In humans (and all mammals), red blood cells lack mitochondria and therefore has no functional TCA cycle. They metabolize glucose mainly via glycolysis, forming lactate which is released from the cells; this yields 2 ATP for each glucose molecule, much less than complete oxidation (ca 30 ATP), but enough to support the red blood cells' energy needs.

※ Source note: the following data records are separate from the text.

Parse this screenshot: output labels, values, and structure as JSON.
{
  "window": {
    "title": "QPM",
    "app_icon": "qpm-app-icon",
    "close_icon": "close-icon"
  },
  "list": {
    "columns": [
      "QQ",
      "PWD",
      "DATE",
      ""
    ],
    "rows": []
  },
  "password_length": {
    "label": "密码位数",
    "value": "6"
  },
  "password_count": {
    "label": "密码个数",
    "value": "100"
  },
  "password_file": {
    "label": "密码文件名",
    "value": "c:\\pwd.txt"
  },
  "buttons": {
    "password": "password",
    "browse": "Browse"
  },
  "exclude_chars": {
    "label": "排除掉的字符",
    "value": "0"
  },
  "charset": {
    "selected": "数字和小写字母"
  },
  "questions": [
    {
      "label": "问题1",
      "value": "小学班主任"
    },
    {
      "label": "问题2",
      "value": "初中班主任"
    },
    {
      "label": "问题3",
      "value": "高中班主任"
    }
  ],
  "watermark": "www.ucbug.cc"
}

There is some oxidation of glucose to CO2 in red blood cells though. This occurs mainly in the pentose phosphate pathway or "shunt", where 1 carbon of glucose is released as CO2, and the energy extracted is used to reduce NADP to NADPH, which functions as an antioxidant. The resulting 5-carbon sugars (pentoses) are then rearranged to a 3-carbon sugar (glyceraldehyde phosphate) which enter glycolysis again. Hence the term "shunt": 5/6 of the glucose carbon that enter actually comes back to glycolysis again.
By varying flux through the PPP, cells can balance the use of glucose for ATP (energy) or NADPH (antioxidant). Studies estimate that in human red blood cells, 10--30% of hexokinase flux is diverted through the PPP, and the remainder through upper glycolysis (see this and this article). This corresponds to 2--5% of glucose carbon released as CO2, and the remainder metabolized to lactate.
Note that the above apply to mammalian red blood cells. Red cells of other vertebrates, including birds and fish, retain both their nucleus and mitochondria, and their metabolism is different.